Let $X=R$ and ${d}_{1}\left(x,y\right)=\frac{1}{\eta}\left| x-y \right|$ $\eta\in \left(0,\infty\right)$ and ${d}_{2}\left(x,y\right)=\left| x-y \right|$..By using ${d}_{1}$ and ${d}_{2}$ please show that ${x}_{n}=\left(-1\right)^n$ is divergent and ${x}_{n}=\frac{1}{n}$ is convergent...

 

[Euge]

Hello again ozkan12,

You should show what you've tried or at least mention you don't know where to begin so that we know you've attempted the problem. For now, here are some things to consider. The metric $d_1$ is a constant multiple of $d_2$, so a sequence converges in $(X,d_1)$ if and only if it converges it $(X,d_2)$. Hence, it suffices to work with just the metric $d_2$.

 

[ozkan12]

Dear Euge,

Yes, it suffices to work with metric ${d}_{2}$...I found somethings, I sent these things...Please can you check it ?

Firstly, we will use metric ${d}_{2}$ and discuss on sequence ${x}_{n}=\frac{1}{n}$.

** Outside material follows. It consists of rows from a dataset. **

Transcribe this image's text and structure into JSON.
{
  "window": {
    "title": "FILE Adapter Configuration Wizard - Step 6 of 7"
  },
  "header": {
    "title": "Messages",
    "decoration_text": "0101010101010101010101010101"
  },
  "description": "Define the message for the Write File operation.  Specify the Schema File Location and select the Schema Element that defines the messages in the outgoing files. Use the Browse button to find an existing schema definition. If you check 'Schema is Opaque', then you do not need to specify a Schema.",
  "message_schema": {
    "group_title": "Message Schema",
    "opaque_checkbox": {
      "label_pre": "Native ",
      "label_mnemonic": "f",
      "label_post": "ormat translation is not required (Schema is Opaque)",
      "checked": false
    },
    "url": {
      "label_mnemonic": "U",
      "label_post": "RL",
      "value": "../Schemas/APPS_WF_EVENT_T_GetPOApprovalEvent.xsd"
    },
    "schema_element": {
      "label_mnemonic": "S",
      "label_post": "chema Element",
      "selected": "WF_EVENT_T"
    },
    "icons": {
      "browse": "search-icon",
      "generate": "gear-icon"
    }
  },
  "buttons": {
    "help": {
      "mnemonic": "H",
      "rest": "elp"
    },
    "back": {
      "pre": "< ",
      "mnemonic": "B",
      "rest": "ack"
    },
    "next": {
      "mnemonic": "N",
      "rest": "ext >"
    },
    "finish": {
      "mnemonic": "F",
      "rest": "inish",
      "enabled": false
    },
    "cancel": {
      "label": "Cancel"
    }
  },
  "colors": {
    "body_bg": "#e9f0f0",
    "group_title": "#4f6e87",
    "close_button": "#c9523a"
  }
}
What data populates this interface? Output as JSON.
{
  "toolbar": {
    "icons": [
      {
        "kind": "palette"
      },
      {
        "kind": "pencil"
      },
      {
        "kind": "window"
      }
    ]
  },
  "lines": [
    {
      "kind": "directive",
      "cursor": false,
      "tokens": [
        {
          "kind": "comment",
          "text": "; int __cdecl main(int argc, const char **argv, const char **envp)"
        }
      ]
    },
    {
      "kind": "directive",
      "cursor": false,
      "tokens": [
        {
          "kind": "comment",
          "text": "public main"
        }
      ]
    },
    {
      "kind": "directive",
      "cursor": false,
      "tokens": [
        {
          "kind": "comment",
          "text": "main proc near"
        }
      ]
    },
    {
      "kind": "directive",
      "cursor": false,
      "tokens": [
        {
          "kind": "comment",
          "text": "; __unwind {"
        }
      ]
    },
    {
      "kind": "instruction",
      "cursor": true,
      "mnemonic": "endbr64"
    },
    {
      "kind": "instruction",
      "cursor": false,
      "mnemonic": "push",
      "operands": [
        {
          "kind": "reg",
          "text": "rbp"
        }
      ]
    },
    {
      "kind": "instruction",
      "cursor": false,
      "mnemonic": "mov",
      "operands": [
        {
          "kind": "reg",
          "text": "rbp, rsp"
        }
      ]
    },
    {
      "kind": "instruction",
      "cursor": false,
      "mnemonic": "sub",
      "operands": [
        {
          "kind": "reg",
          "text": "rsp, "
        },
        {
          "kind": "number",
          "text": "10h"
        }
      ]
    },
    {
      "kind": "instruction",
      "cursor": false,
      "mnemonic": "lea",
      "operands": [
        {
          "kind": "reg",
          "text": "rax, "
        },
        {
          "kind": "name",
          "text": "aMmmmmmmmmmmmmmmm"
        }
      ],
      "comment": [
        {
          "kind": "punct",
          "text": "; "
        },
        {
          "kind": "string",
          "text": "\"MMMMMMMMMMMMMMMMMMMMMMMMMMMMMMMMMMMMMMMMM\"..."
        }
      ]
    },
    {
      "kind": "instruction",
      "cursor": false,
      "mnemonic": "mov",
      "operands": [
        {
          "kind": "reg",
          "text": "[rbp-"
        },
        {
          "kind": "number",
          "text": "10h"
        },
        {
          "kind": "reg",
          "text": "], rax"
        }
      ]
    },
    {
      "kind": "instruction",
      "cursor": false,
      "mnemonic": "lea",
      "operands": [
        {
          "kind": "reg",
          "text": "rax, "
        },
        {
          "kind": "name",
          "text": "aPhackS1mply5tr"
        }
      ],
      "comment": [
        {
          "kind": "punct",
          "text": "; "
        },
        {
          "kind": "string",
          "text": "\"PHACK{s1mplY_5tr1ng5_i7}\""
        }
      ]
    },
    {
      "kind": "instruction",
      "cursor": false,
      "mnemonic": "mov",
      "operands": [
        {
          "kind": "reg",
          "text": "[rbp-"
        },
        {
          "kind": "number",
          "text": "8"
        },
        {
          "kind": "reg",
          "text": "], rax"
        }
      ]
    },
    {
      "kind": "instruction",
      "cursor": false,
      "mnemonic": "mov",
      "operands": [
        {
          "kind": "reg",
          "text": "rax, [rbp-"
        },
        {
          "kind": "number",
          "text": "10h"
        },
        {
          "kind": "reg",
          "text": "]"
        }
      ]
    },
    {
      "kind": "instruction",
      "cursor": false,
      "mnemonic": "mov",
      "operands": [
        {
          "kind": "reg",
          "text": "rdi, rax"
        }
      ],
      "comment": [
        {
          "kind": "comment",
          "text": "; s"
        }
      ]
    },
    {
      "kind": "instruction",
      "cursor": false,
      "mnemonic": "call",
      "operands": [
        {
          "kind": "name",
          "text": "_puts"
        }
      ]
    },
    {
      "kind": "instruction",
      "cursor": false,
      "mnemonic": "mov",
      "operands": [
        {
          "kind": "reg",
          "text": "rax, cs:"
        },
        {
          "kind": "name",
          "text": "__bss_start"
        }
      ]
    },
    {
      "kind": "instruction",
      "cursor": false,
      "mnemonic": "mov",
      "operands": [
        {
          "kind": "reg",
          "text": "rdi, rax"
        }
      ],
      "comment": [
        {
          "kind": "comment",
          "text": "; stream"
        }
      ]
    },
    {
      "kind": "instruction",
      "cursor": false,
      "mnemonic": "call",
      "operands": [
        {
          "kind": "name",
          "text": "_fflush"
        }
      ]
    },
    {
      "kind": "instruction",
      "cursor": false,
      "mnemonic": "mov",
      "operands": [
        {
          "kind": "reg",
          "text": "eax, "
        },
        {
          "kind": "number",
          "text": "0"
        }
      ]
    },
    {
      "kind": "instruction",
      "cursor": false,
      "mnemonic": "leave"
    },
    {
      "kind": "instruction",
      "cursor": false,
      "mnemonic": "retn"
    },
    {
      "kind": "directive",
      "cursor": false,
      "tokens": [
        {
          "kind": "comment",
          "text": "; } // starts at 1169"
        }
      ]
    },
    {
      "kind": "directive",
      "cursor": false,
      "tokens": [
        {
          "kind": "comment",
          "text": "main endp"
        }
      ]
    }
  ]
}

Let $\varepsilon>0$ and ${n}_{0}>\frac{1}{\varepsilon}$ (i.e the smallest integer that is larger than $\frac{1}{\varepsilon}$.)

İf, $n\ge{n}_{0}$

$n\ge{n}_{0}>\frac{1}{\varepsilon}$ $\implies$ $\frac{1}{n}\le\frac{1}{{n}_{0}}<\frac{1}{\varepsilon}$

Then, $d\left({x}_{n},0\right)=\frac{1}{\eta}\left| {x}_{n}-0 \right|=\frac{1}{\eta}\left| {x}_{n} \right|=\frac{1}{\eta}\frac{1}{n}\le\frac{1}{\eta}\frac{1}{{n}_{0}}<\frac{1}{\varepsilon.\eta}$.

But, I haven't a opinion related to sequence $x_n=(-1)^n$...Please can you check first one and help me related to $x_n=(-1)^n$

 

[Euge]

Assuming $d = d_1$, what you have is almost correct -- the two last $(1/\epsilon)$'s you have should be replaced with $\epsilon$. As for the case $x_n = (-1)^n$, consider that $d(x_n,x_m) = 2/\eta$ if $n + m$ is odd and $0$ otherwise. Hence, if $\epsilon = 1/\eta$, then given $N\in \Bbb N$, $d_1(x_{N+1},x_N) = 2/\eta > \epsilon$. Therefore, the sequence $(x_n)$ is not Cauchy in $(X,d_1)$. This implies $(x_n)$ is divergent in $(X,d_1)$.

 

[ozkan12]

Dear Euge

Thank you for your attention...Best wishes...:) Have you any information related to modular metric spaces ?